Eigentlich wollte sich der SPD-Fraktionschef noch heute vor dem Parlamentarischen Kontrollgremium zu den Vorwürfen gegen ihn äußern. Die Koalition scheint von Steinmeiers Ankündigung überrumpelt worden zu sein - und lässt ihn erst mal schmoren. Steinmeier hat damit aber jetzt schon einem Merkel-Vertrauten die Schau gestohlen.

Von Thorsten Denkler, Berlin

Hans-Peter Uhl wendet sich grinsend ab. Der CSU-Mann hat gehört, was sein SPD-Kollege Thomas Oppermann gerade vor Beginn der Sondersitzung des Parlamentarischen Kontrollgremiums (PKGr) gesagt hat. Es ist ein kleiner Coup. Auf Oppermanns Einladung nämlich werde er, wenn das Gremium einverstanden ist, heute SPD-Fraktionschef Frank-Walter Steinmeier mit hineinnehmen in die Sitzung. Ein Wendung, die wohl auch Uhl überrascht, der Mitglied des PKGr ist.

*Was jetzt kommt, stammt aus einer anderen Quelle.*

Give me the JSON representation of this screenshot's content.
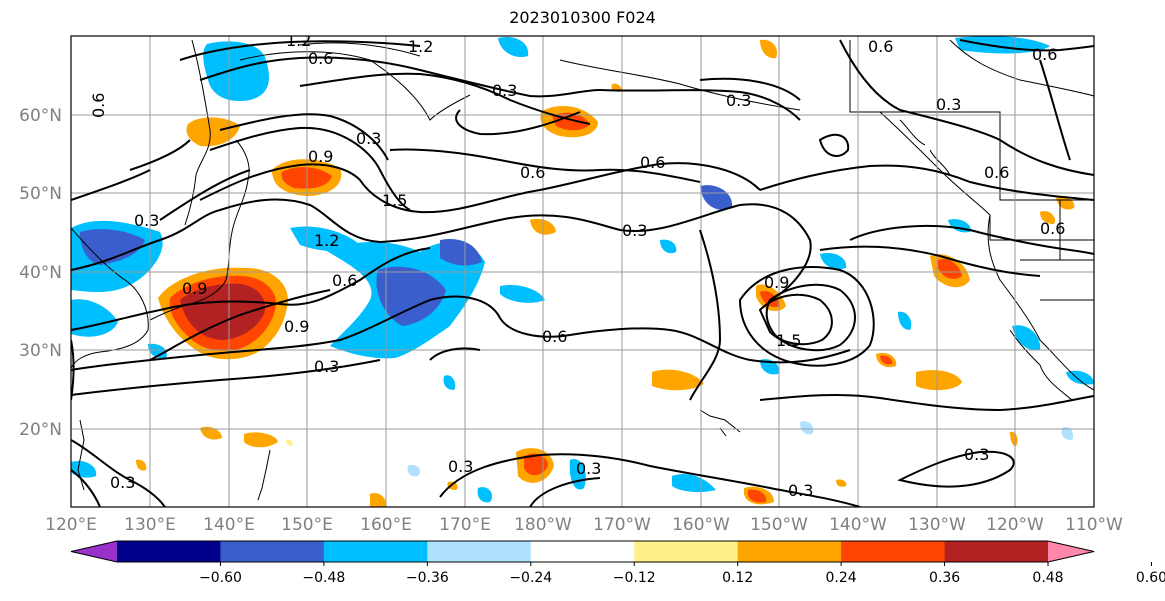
{
  "title": "2023010300 F024",
  "lon_labels": [
    "120°E",
    "130°E",
    "140°E",
    "150°E",
    "160°E",
    "170°E",
    "180°W",
    "170°W",
    "160°W",
    "150°W",
    "140°W",
    "130°W",
    "120°W",
    "110°W"
  ],
  "lat_labels": [
    "20°N",
    "30°N",
    "40°N",
    "50°N",
    "60°N"
  ],
  "colorbar": {
    "colors": [
      "#9932cc",
      "#00008b",
      "#3a5fcd",
      "#00bfff",
      "#b0e2ff",
      "#ffffff",
      "#fff08a",
      "#ffa500",
      "#ff4500",
      "#b22222",
      "#ff88aa"
    ],
    "tick_labels": [
      "−0.60",
      "−0.48",
      "−0.36",
      "−0.24",
      "−0.12",
      "0.12",
      "0.24",
      "0.36",
      "0.48",
      "0.60"
    ]
  },
  "contour_labels": [
    "1.2",
    "1.2",
    "0.6",
    "0.6",
    "0.6",
    "0.3",
    "0.3",
    "0.9",
    "1.5",
    "1.2",
    "0.6",
    "0.6",
    "0.3",
    "0.3",
    "0.3",
    "0.6",
    "0.9",
    "0.9",
    "0.6",
    "0.3",
    "0.9",
    "1.5",
    "0.3",
    "0.3",
    "0.3",
    "0.3",
    "0.3",
    "0.6",
    "0.6",
    "0.3",
    "0.6"
  ]
}
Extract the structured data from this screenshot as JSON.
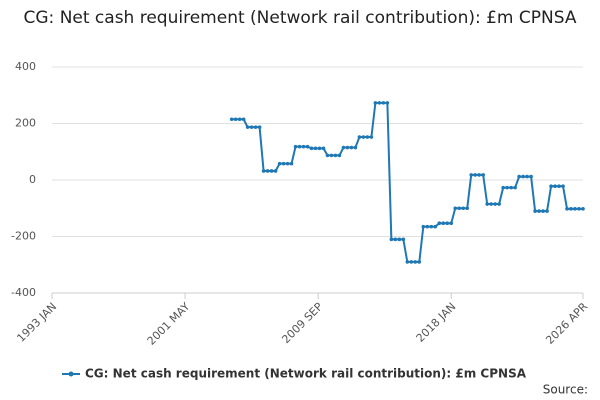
{
  "chart_data": {
    "type": "line",
    "title": "CG: Net cash requirement (Network rail contribution): £m CPNSA",
    "source": "Source:",
    "x": [
      "2004 APR",
      "2004 JUL",
      "2004 OCT",
      "2005 JAN",
      "2005 APR",
      "2005 JUL",
      "2005 OCT",
      "2006 JAN",
      "2006 APR",
      "2006 JUL",
      "2006 OCT",
      "2007 JAN",
      "2007 APR",
      "2007 JUL",
      "2007 OCT",
      "2008 JAN",
      "2008 APR",
      "2008 JUL",
      "2008 OCT",
      "2009 JAN",
      "2009 APR",
      "2009 JUL",
      "2009 OCT",
      "2010 JAN",
      "2010 APR",
      "2010 JUL",
      "2010 OCT",
      "2011 JAN",
      "2011 APR",
      "2011 JUL",
      "2011 OCT",
      "2012 JAN",
      "2012 APR",
      "2012 JUL",
      "2012 OCT",
      "2013 JAN",
      "2013 APR",
      "2013 JUL",
      "2013 OCT",
      "2014 JAN",
      "2014 APR",
      "2014 JUL",
      "2014 OCT",
      "2015 JAN",
      "2015 APR",
      "2015 JUL",
      "2015 OCT",
      "2016 JAN",
      "2016 APR",
      "2016 JUL",
      "2016 OCT",
      "2017 JAN",
      "2017 APR",
      "2017 JUL",
      "2017 OCT",
      "2018 JAN",
      "2018 APR",
      "2018 JUL",
      "2018 OCT",
      "2019 JAN",
      "2019 APR",
      "2019 JUL",
      "2019 OCT",
      "2020 JAN",
      "2020 APR",
      "2020 JUL",
      "2020 OCT",
      "2021 JAN",
      "2021 APR",
      "2021 JUL",
      "2021 OCT",
      "2022 JAN",
      "2022 APR",
      "2022 JUL",
      "2022 OCT",
      "2023 JAN",
      "2023 APR",
      "2023 JUL",
      "2023 OCT",
      "2024 JAN",
      "2024 APR",
      "2024 JUL",
      "2024 OCT",
      "2025 JAN",
      "2025 APR",
      "2025 JUL",
      "2025 OCT",
      "2026 JAN",
      "2026 APR"
    ],
    "series": [
      {
        "name": "CG: Net cash requirement (Network rail contribution): £m CPNSA",
        "color": "#1f78b4",
        "values": [
          215,
          215,
          215,
          215,
          187,
          187,
          187,
          187,
          32,
          32,
          32,
          32,
          58,
          58,
          58,
          58,
          118,
          118,
          118,
          118,
          112,
          112,
          112,
          112,
          87,
          87,
          87,
          87,
          115,
          115,
          115,
          115,
          152,
          152,
          152,
          152,
          273,
          273,
          273,
          273,
          -210,
          -210,
          -210,
          -210,
          -290,
          -290,
          -290,
          -290,
          -165,
          -165,
          -165,
          -165,
          -153,
          -153,
          -153,
          -153,
          -100,
          -100,
          -100,
          -100,
          18,
          18,
          18,
          18,
          -85,
          -85,
          -85,
          -85,
          -27,
          -27,
          -27,
          -27,
          12,
          12,
          12,
          12,
          -110,
          -110,
          -110,
          -110,
          -22,
          -22,
          -22,
          -22,
          -102,
          -102,
          -102,
          -102,
          -102
        ]
      }
    ],
    "xlim": [
      "1993 JAN",
      "2026 APR"
    ],
    "xticks": [
      "1993 JAN",
      "2001 MAY",
      "2009 SEP",
      "2018 JAN",
      "2026 APR"
    ],
    "ylim": [
      -400,
      400
    ],
    "yticks": [
      400,
      200,
      0,
      -200,
      -400
    ],
    "grid": true
  }
}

Im Kontrollgremium soll die Spähaffäre aufgeklärt werden. Vor allem geht es darum, ob und in welchem Umfang die Bundesregierung Kenntnis davon hat, wie der amerikanische Militärgeheimdienst NSA mit den Computerprogrammen Prism und Tempora womöglich Daten deutscher Bürger massenhaft ausspioniert. Und ob da überhaupt etwas dran ist.

Seit einigen Tagen steht auch Steinmeier im Fokus. Er soll als Geheimdienstkoordinator der rot-grünen Bundesregierung 2002 ein Abkommen über die Zusammenarbeit der Dienste mit den USA unterzeichnet haben. Für die Regierungskoalitionen steht offenbar fest, dass damit der Grundstein für die heute in Frage stehenden Spähaktionen der Amerikaner gelegt wurde.

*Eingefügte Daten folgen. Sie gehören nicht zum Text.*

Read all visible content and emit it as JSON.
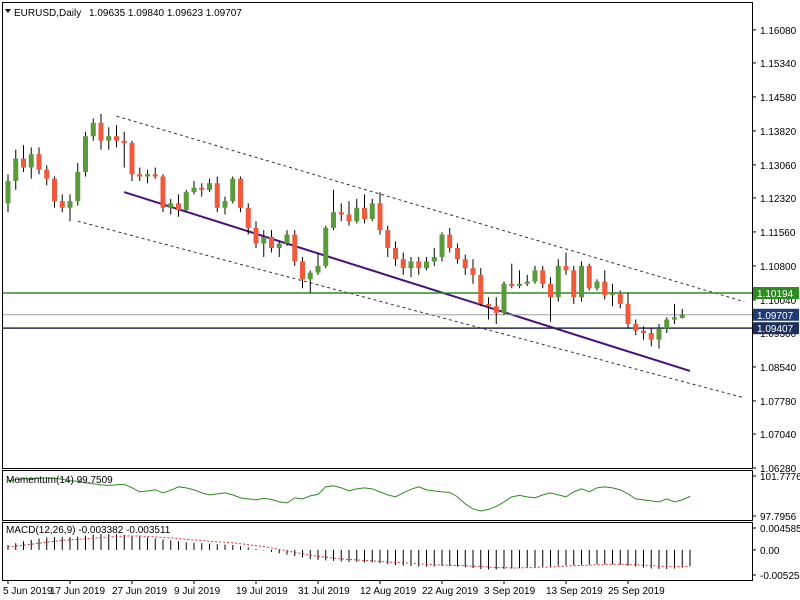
{
  "header": {
    "symbol": "EURUSD,Daily",
    "ohlc": "1.09635 1.09840 1.09623 1.09707"
  },
  "colors": {
    "bull": "#5a9a3a",
    "bear": "#f05a3c",
    "wick": "#000000",
    "horizontal_line": "#2e8b22",
    "support_trend": "#4b0f7a",
    "channel": "#333333",
    "momentum_line": "#2e8b22",
    "macd_signal": "#e03030",
    "price_label_bg": "#1f3b73"
  },
  "chart_data": [
    {
      "type": "candlestick",
      "name": "EURUSD,Daily",
      "x_labels": [
        "5 Jun 2019",
        "17 Jun 2019",
        "27 Jun 2019",
        "9 Jul 2019",
        "19 Jul 2019",
        "31 Jul 2019",
        "12 Aug 2019",
        "22 Aug 2019",
        "3 Sep 2019",
        "13 Sep 2019",
        "25 Sep 2019"
      ],
      "x_label_index": [
        0,
        8,
        16,
        24,
        32,
        40,
        48,
        56,
        64,
        72,
        80
      ],
      "y_ticks": [
        "1.16080",
        "1.15340",
        "1.14580",
        "1.13820",
        "1.13060",
        "1.12320",
        "1.11560",
        "1.10800",
        "1.10040",
        "1.09300",
        "1.08540",
        "1.07780",
        "1.07040",
        "1.06280"
      ],
      "ylim": [
        1.0628,
        1.1668
      ],
      "ohlc": [
        [
          1.122,
          1.1285,
          1.12,
          1.127
        ],
        [
          1.127,
          1.134,
          1.125,
          1.132
        ],
        [
          1.132,
          1.135,
          1.129,
          1.13
        ],
        [
          1.13,
          1.1345,
          1.1275,
          1.133
        ],
        [
          1.133,
          1.1345,
          1.1285,
          1.1295
        ],
        [
          1.1295,
          1.1305,
          1.126,
          1.1275
        ],
        [
          1.1275,
          1.128,
          1.121,
          1.1225
        ],
        [
          1.1225,
          1.124,
          1.12,
          1.121
        ],
        [
          1.121,
          1.124,
          1.118,
          1.1225
        ],
        [
          1.1225,
          1.131,
          1.1215,
          1.129
        ],
        [
          1.129,
          1.138,
          1.128,
          1.137
        ],
        [
          1.137,
          1.141,
          1.136,
          1.14
        ],
        [
          1.14,
          1.142,
          1.134,
          1.136
        ],
        [
          1.136,
          1.139,
          1.134,
          1.137
        ],
        [
          1.137,
          1.1395,
          1.1345,
          1.136
        ],
        [
          1.136,
          1.138,
          1.13,
          1.1355
        ],
        [
          1.1355,
          1.136,
          1.127,
          1.1285
        ],
        [
          1.1285,
          1.13,
          1.127,
          1.128
        ],
        [
          1.128,
          1.1295,
          1.1265,
          1.1285
        ],
        [
          1.1285,
          1.13,
          1.1275,
          1.128
        ],
        [
          1.128,
          1.1285,
          1.12,
          1.121
        ],
        [
          1.121,
          1.123,
          1.1195,
          1.122
        ],
        [
          1.122,
          1.124,
          1.119,
          1.1205
        ],
        [
          1.1205,
          1.125,
          1.12,
          1.1245
        ],
        [
          1.1245,
          1.127,
          1.124,
          1.1255
        ],
        [
          1.1255,
          1.1265,
          1.1235,
          1.125
        ],
        [
          1.125,
          1.1275,
          1.1245,
          1.1265
        ],
        [
          1.1265,
          1.128,
          1.12,
          1.121
        ],
        [
          1.121,
          1.1235,
          1.1195,
          1.1225
        ],
        [
          1.1225,
          1.128,
          1.122,
          1.1275
        ],
        [
          1.1275,
          1.128,
          1.12,
          1.121
        ],
        [
          1.121,
          1.122,
          1.115,
          1.1165
        ],
        [
          1.1165,
          1.118,
          1.112,
          1.113
        ],
        [
          1.113,
          1.116,
          1.11,
          1.1145
        ],
        [
          1.1145,
          1.116,
          1.111,
          1.112
        ],
        [
          1.112,
          1.1135,
          1.11,
          1.113
        ],
        [
          1.113,
          1.116,
          1.1125,
          1.115
        ],
        [
          1.115,
          1.116,
          1.108,
          1.109
        ],
        [
          1.109,
          1.11,
          1.103,
          1.105
        ],
        [
          1.105,
          1.107,
          1.102,
          1.1065
        ],
        [
          1.1065,
          1.111,
          1.106,
          1.108
        ],
        [
          1.108,
          1.117,
          1.1075,
          1.1165
        ],
        [
          1.1165,
          1.125,
          1.116,
          1.12
        ],
        [
          1.12,
          1.122,
          1.118,
          1.1195
        ],
        [
          1.1195,
          1.1225,
          1.117,
          1.118
        ],
        [
          1.118,
          1.123,
          1.1175,
          1.121
        ],
        [
          1.121,
          1.124,
          1.1175,
          1.1185
        ],
        [
          1.1185,
          1.123,
          1.118,
          1.122
        ],
        [
          1.122,
          1.1245,
          1.115,
          1.116
        ],
        [
          1.116,
          1.117,
          1.11,
          1.112
        ],
        [
          1.112,
          1.1135,
          1.108,
          1.1095
        ],
        [
          1.1095,
          1.111,
          1.106,
          1.1075
        ],
        [
          1.1075,
          1.11,
          1.1055,
          1.109
        ],
        [
          1.109,
          1.11,
          1.106,
          1.1075
        ],
        [
          1.1075,
          1.11,
          1.107,
          1.109
        ],
        [
          1.109,
          1.112,
          1.108,
          1.11
        ],
        [
          1.11,
          1.1155,
          1.109,
          1.115
        ],
        [
          1.115,
          1.1165,
          1.111,
          1.112
        ],
        [
          1.112,
          1.113,
          1.1085,
          1.1095
        ],
        [
          1.1095,
          1.1105,
          1.106,
          1.1075
        ],
        [
          1.1075,
          1.1095,
          1.104,
          1.106
        ],
        [
          1.106,
          1.1075,
          1.099,
          1.0995
        ],
        [
          1.0995,
          1.101,
          1.096,
          1.099
        ],
        [
          1.099,
          1.101,
          1.095,
          1.0975
        ],
        [
          1.0975,
          1.1045,
          1.097,
          1.104
        ],
        [
          1.104,
          1.1085,
          1.103,
          1.1035
        ],
        [
          1.1035,
          1.107,
          1.103,
          1.104
        ],
        [
          1.104,
          1.106,
          1.1035,
          1.1045
        ],
        [
          1.1045,
          1.108,
          1.104,
          1.107
        ],
        [
          1.107,
          1.108,
          1.103,
          1.104
        ],
        [
          1.104,
          1.1055,
          1.0955,
          1.101
        ],
        [
          1.101,
          1.1095,
          1.1,
          1.108
        ],
        [
          1.108,
          1.111,
          1.106,
          1.107
        ],
        [
          1.107,
          1.108,
          1.0995,
          1.101
        ],
        [
          1.101,
          1.109,
          1.1,
          1.108
        ],
        [
          1.108,
          1.1085,
          1.1025,
          1.103
        ],
        [
          1.103,
          1.105,
          1.1025,
          1.1045
        ],
        [
          1.1045,
          1.107,
          1.1005,
          1.1015
        ],
        [
          1.1015,
          1.104,
          1.099,
          1.102
        ],
        [
          1.102,
          1.1025,
          1.0985,
          1.0995
        ],
        [
          1.0995,
          1.102,
          1.094,
          1.095
        ],
        [
          1.095,
          1.096,
          1.0925,
          1.0935
        ],
        [
          1.0935,
          1.0945,
          1.0915,
          1.093
        ],
        [
          1.093,
          1.094,
          1.09,
          1.0915
        ],
        [
          1.0915,
          1.095,
          1.0895,
          1.094
        ],
        [
          1.094,
          1.0965,
          1.093,
          1.096
        ],
        [
          1.096,
          1.0995,
          1.095,
          1.0965
        ],
        [
          1.09635,
          1.0984,
          1.09623,
          1.09707
        ]
      ],
      "horizontal_lines": [
        {
          "value": 1.10194,
          "label": "1.10194"
        },
        {
          "value": 1.09407,
          "label": "1.09407"
        }
      ],
      "current_price": {
        "value": 1.09707,
        "label": "1.09707"
      },
      "support_trendline": {
        "x": [
          15,
          88
        ],
        "y": [
          1.1245,
          1.0845
        ]
      },
      "channel_upper": {
        "x": [
          14,
          95
        ],
        "y": [
          1.1415,
          1.1
        ]
      },
      "channel_lower": {
        "x": [
          9,
          95
        ],
        "y": [
          1.118,
          1.0785
        ]
      }
    },
    {
      "type": "line",
      "name": "Momentum(14)",
      "header": "Momentum(14) 99.7509",
      "y_ticks": [
        "101.7776",
        "97.7956"
      ],
      "ylim": [
        97.7956,
        101.7776
      ],
      "values": [
        101.3,
        101.4,
        101.5,
        101.5,
        101.55,
        101.6,
        101.55,
        101.45,
        101.3,
        101.25,
        101.1,
        101.0,
        100.9,
        100.85,
        100.9,
        100.95,
        100.6,
        100.2,
        100.3,
        100.4,
        100.1,
        100.35,
        100.7,
        100.6,
        100.4,
        100.1,
        99.9,
        100.0,
        100.1,
        99.9,
        99.6,
        99.5,
        99.4,
        99.55,
        99.45,
        99.2,
        99.1,
        99.6,
        99.5,
        99.8,
        99.95,
        100.7,
        100.8,
        100.6,
        100.3,
        100.5,
        100.6,
        100.5,
        100.2,
        99.9,
        99.7,
        100.1,
        100.45,
        100.7,
        100.4,
        100.3,
        100.2,
        100.15,
        99.7,
        99.0,
        98.5,
        98.3,
        98.45,
        98.75,
        99.2,
        99.7,
        99.85,
        99.7,
        99.6,
        99.9,
        100.1,
        99.9,
        99.7,
        100.2,
        100.5,
        100.2,
        100.6,
        100.7,
        100.6,
        100.4,
        100.0,
        99.5,
        99.4,
        99.3,
        99.2,
        99.5,
        99.2,
        99.4,
        99.7509
      ]
    },
    {
      "type": "bar",
      "name": "MACD(12,26,9)",
      "header": "MACD(12,26,9) -0.003382 -0.003511",
      "y_ticks": [
        "0.004585",
        "0.00",
        "-0.005254"
      ],
      "ylim": [
        -0.005254,
        0.004585
      ],
      "macd": [
        0.001,
        0.0014,
        0.0018,
        0.0021,
        0.0024,
        0.0026,
        0.0027,
        0.0027,
        0.0027,
        0.0028,
        0.003,
        0.0032,
        0.0033,
        0.0033,
        0.0033,
        0.0032,
        0.003,
        0.0028,
        0.0026,
        0.0024,
        0.0022,
        0.002,
        0.0018,
        0.0016,
        0.0015,
        0.0014,
        0.0013,
        0.0012,
        0.0011,
        0.001,
        0.0008,
        0.0005,
        0.0002,
        -0.0001,
        -0.0004,
        -0.0007,
        -0.001,
        -0.0013,
        -0.0016,
        -0.0019,
        -0.0021,
        -0.0022,
        -0.0023,
        -0.0024,
        -0.0025,
        -0.0025,
        -0.0026,
        -0.0026,
        -0.0028,
        -0.003,
        -0.0032,
        -0.0033,
        -0.0034,
        -0.0035,
        -0.0035,
        -0.0035,
        -0.0034,
        -0.0034,
        -0.0035,
        -0.0036,
        -0.0038,
        -0.004,
        -0.0041,
        -0.0041,
        -0.004,
        -0.0039,
        -0.0038,
        -0.0037,
        -0.0036,
        -0.0035,
        -0.0035,
        -0.0033,
        -0.0032,
        -0.0032,
        -0.0031,
        -0.0031,
        -0.003,
        -0.003,
        -0.003,
        -0.0031,
        -0.0033,
        -0.0035,
        -0.0037,
        -0.0039,
        -0.004,
        -0.004,
        -0.0039,
        -0.0037,
        -0.003382
      ],
      "signal": [
        0.0006,
        0.0008,
        0.001,
        0.0012,
        0.0014,
        0.0016,
        0.0018,
        0.002,
        0.0021,
        0.0022,
        0.0023,
        0.0025,
        0.0026,
        0.0027,
        0.0028,
        0.0029,
        0.0029,
        0.0029,
        0.0028,
        0.0027,
        0.0026,
        0.0025,
        0.0024,
        0.0022,
        0.0021,
        0.002,
        0.0018,
        0.0017,
        0.0016,
        0.0015,
        0.0013,
        0.0011,
        0.0009,
        0.0007,
        0.0004,
        0.0001,
        -0.0002,
        -0.0005,
        -0.0008,
        -0.0011,
        -0.0013,
        -0.0015,
        -0.0017,
        -0.0019,
        -0.002,
        -0.0021,
        -0.0022,
        -0.0023,
        -0.0024,
        -0.0025,
        -0.0026,
        -0.0027,
        -0.0028,
        -0.0029,
        -0.003,
        -0.0031,
        -0.0032,
        -0.0032,
        -0.0033,
        -0.0033,
        -0.0034,
        -0.0035,
        -0.0036,
        -0.0037,
        -0.0037,
        -0.0038,
        -0.0038,
        -0.0037,
        -0.0037,
        -0.0036,
        -0.0036,
        -0.0035,
        -0.0034,
        -0.0033,
        -0.0033,
        -0.0032,
        -0.0031,
        -0.0031,
        -0.003,
        -0.003,
        -0.0031,
        -0.0031,
        -0.0032,
        -0.0033,
        -0.0034,
        -0.0035,
        -0.0035,
        -0.0035,
        -0.003511
      ]
    }
  ]
}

Ob sich Steinmeier vor dem Ausschuss erklären darf, muss aber zunächst der Ausschuss mit der Mehrheit der anwesenden Mitglieder beschließen. Ein Antrag der SPD, Steinmeier sofort zuzulassen, wurde abgelehnt. Es sei aber durchaus möglich, dass Steinmeier noch zum Zug komme, wenn die bisherige Tagesordnung abgearbeitet sei, heißt es.

Steinmeier selbst geht offenbar nicht mehr davon aus, dass die Koalitionsvertreter im Ausschuss seinem Auftritt noch zustimmen werden. Er finde es "ungeheuerlich", dass sein Angebot, zu Aufklärung beizutragen, abgelehnt worden sei, sagt er gegen Mittag vor Kameras. Die Bundesregierung kläre nicht auf, sie betreibe "Flucht vor der Verantwortung", sagt er. Aus der Ablehnung schließe er, dass die "persönliche Diffamierungen weiter fortgesetzt werden sollen".

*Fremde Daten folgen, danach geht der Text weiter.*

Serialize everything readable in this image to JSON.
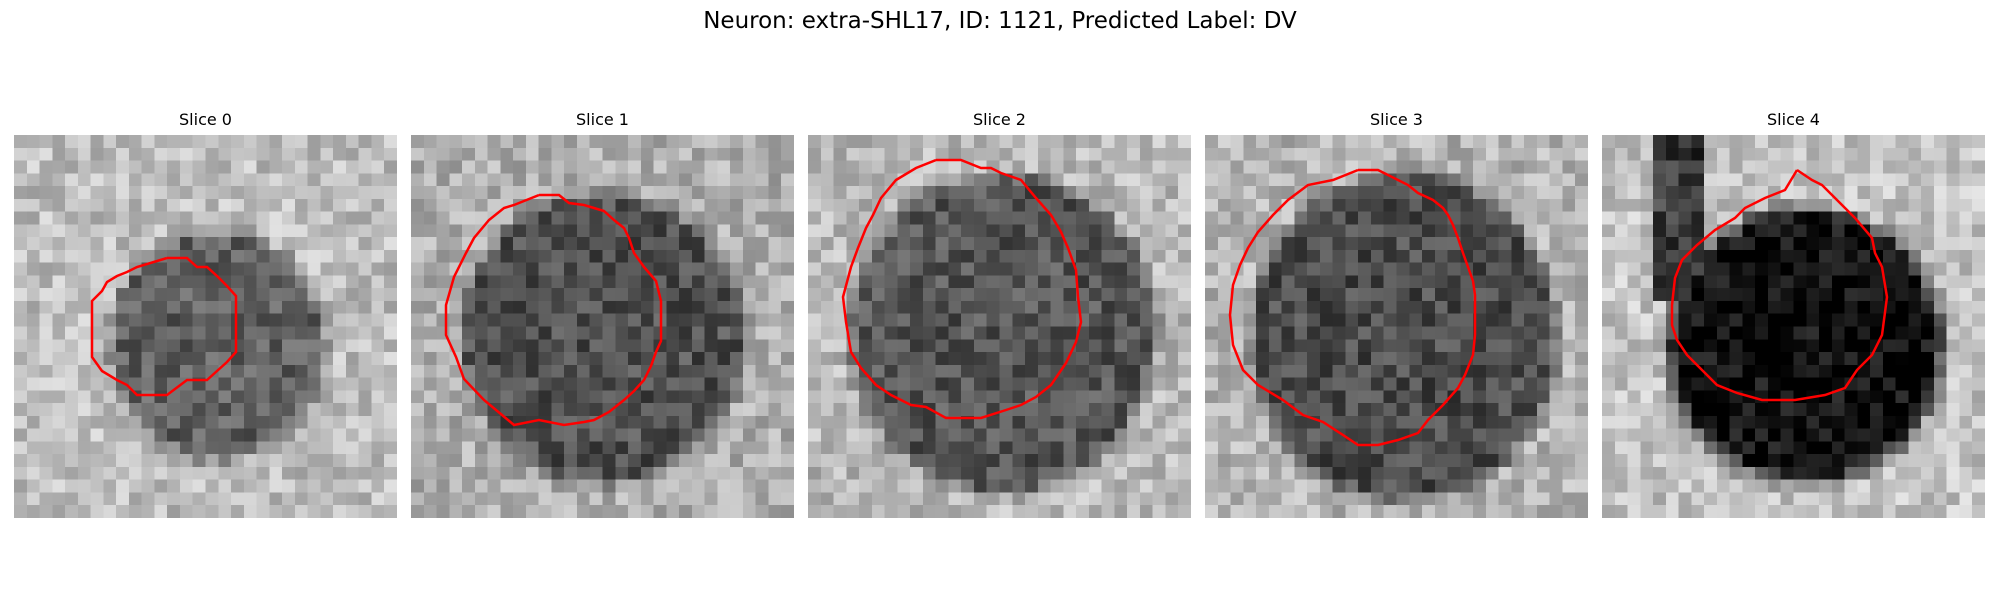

Grosse-Brömer spricht von "Luftschlössern"

Steinmeier kurzfristig in das PKGr zu rufen, ist ein geschickter Schachzug der SPD. Dieser Montag hätte eigentlich der Tag des jetzigen Geheimdienstkoordinators und Kanzleramtsministers Ronald Pofalla sein sollen. Mit einem "allgemeinen guten Morgen", begrüßte dieser die Journalisten vor Beginn der Sitzung. Um dann vieldeutig mittzuteilen, die Bundesregierung sei in der Aufklärung einen "entscheidenden Schritt" weitergekommen.

Der parlamentarische Geschäftsführer der Unionsfraktion, Michael Grosse-Brömer, will gar wissen, es scheine sich zu bestätigen, dass es eine millionenfache Ausspähung deutscher Daten womöglich "nicht gegeben habe". Er halte es vielmehr für wahrscheinlich, dass die Opposition allein aus wahlkampftaktischen Gründen "Luftschlösser aufgebaut" habe.

Die FDP will sich so weit nicht aus dem Fenster lehnen. Deren Obmann Hartfrid Wolff meldete am Morgen lediglich Aufklärungsinteresse an. Hans-Christian Ströbele von den Grünen hat da gezielteres Aufklärungsinteresse. Der BND habe einst versichert, dass er im Ausland nicht mehr als 2,4 Millionen Datensätze jährlich absauge und verarbeite. Zu Rede aber stünden jetzt 500 Millionen Datensätze. "Da passt was nicht zusammen", sagte Ströbele.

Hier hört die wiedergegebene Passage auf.